The 2026 changes to the Equal Pay Act double available damages and expand the scope of compensation at issue in such a claim, as detailed in our prior update. Now that employers are no longer busy with annual evaluations, bonus payments, and other beginning of the year obligations, employers should focus on mitigating Equal Pay Act exposure by documenting the rationale underlying pay decisions and completing privileged audits to identify and reduce risk.
2015 – 2025: Ten Years of Expanded Employer Equal Pay Obligations
California’s Equal Pay Act has been on the books for decades. For much of that time, the law prohibited employers from paying employees performing equal work less than their colleagues of the opposite sex. But that original framework required the comparator employee(s) to perform equal work at the same establishment, and few plaintiffs were able to meet this high bar.

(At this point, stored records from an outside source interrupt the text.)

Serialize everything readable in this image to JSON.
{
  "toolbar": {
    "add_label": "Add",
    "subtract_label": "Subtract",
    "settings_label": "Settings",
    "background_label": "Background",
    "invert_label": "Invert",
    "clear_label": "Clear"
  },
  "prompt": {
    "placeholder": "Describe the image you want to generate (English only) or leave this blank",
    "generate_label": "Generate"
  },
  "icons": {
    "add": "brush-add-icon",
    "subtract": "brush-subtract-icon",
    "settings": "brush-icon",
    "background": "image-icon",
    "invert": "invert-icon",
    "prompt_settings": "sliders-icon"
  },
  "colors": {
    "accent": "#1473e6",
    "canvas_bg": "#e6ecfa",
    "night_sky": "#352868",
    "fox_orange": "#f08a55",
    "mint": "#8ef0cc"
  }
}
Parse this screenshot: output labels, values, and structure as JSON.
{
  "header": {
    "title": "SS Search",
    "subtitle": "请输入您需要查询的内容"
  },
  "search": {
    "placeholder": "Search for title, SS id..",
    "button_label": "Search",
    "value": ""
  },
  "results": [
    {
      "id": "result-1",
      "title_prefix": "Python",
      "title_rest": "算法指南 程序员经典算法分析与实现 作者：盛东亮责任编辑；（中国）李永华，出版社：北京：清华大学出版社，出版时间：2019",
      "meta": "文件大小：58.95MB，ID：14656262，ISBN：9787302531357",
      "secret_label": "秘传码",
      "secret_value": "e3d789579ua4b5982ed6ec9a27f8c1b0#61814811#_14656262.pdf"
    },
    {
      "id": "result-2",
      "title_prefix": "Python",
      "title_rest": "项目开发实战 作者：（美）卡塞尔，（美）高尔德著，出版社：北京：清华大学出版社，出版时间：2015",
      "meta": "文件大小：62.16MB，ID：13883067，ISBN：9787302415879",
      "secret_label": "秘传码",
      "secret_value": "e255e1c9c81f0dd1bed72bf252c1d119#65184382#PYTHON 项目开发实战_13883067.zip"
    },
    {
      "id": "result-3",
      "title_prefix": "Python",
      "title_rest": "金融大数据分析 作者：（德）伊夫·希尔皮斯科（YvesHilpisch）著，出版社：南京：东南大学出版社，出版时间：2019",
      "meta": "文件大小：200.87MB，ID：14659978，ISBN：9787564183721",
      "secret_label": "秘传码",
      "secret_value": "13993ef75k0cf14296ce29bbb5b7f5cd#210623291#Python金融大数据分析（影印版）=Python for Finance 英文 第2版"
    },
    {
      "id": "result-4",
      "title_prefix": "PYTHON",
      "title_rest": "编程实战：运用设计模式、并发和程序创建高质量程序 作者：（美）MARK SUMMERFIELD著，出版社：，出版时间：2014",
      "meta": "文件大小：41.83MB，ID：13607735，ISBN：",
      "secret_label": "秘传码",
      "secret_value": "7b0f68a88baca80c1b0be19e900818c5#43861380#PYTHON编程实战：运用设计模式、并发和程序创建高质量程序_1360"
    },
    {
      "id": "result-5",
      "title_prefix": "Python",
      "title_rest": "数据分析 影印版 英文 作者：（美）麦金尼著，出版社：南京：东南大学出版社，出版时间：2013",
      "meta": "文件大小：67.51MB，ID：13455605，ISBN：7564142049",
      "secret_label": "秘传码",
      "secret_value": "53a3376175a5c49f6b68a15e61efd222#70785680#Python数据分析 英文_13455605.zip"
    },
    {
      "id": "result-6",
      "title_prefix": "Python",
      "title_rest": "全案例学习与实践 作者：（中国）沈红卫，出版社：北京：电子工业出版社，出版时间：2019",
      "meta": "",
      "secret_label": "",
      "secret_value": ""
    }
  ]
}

Starting in 2016, the Fair Pay Act lowered the prior standard for establishing a claim. Now, instead of comparing equal work, the amended statute requires only that employees perform “substantially similar work,” defined as “a composite assessment of skill, effort, and responsibility performed under similar working conditions.” The amendment also eliminated the requirement that the comparator employee(s) work at the “same establishment” work location. This change broadened the scope of potential comparator employees, making it easier for a plaintiff to bring a claim.
The 2016 amendment also made the “bona fide factor other than sex” defense significantly more demanding. Employers can still invoke factors such as education, training, or experience to justify a pay differential. Now, however, employers must demonstrate that those factors are job-related, consistent with a business necessity, not derived from a sex-based factor, and — critically — that they account for the entire wage differential. The amendments also required employers to keep records for three years instead of two and made it unlawful for employers to prohibit workers from inquiring about or discussing each other’s wages.
One year later, Governor Brown signed a bill extending the Equal Pay Act’s protections to cover race and ethnicity as well. The 2017 amendment also prohibited employers from using an employee’s prior salary to justify any pay difference. In 2018, California enacted Labor Code section 432.3 which prohibits employers from seeking applicants’ salary history information, and required employers to provide pay scales upon applicants’ requests.
Starting in 2023, any employer with 15 or more employees was required to include the pay scale for a position directly within any job posting itself, including direct and agency/job board postings. Pay scale included the salary or hourly wage range the employer reasonably expects to pay, excluding bonuses, tips, or other supplemental compensation. Critically, the Labor Commissioner has interpreted this requirement to apply to any position that may ever be filled in California, whether in-person or remotely.
2026 Revisions Vastly Expanded Damages and Relevant Compensation
As of January 1, 2026, SB 642 modified Labor Code 1197.5, replacing the statute’s prior reference to employees of the “opposite sex” with the gender-neutral “another sex.” Most significantly, the updates to Labor Code 1197.5, “wages” and “wage rates” now encompass “all forms of pay” — including, but not limited to, salary, overtime, bonuses, stock, stock options, profit-sharing arrangements, life insurance, vacation and holiday pay, expense allowances, travel reimbursements, hotel accommodations, and benefits. SB 642 does not include this definition in Labor Code section 432.3’s job posting requirement, but clarified that employers must post a “good faith estimate” of the salary or hourly wage range reasonably expected “upon hire.”
SB 642’s most consequential change is to the statute of limitations and the scope of available relief. Prior to January 1, 2026, a plaintiff asserting an equal pay violation was required to file within two years of the cause of action (three years for a willful violation) and damages were correspondingly capped at two or three years of back wages. The amended statute extends the limitations period to three years for all violations—triggered by the last violation, not when the pay practice was adopted. Plaintiffs can also seek damages from up to six years prior to filing. See Cal. Lab. Code § 1197.5.
Damages have essentially doubled, and the expanded definition of “wages” both broadens the scope of any equal pay audit and correspondingly enlarges the categories of compensation subject to litigation exposure. Employers should document the education, training, or experience to justify employee pay rates at the time of hire or promotion. Employers should also work with internal or external counsel to conduct routine, privileged, wage audits to minimize risk.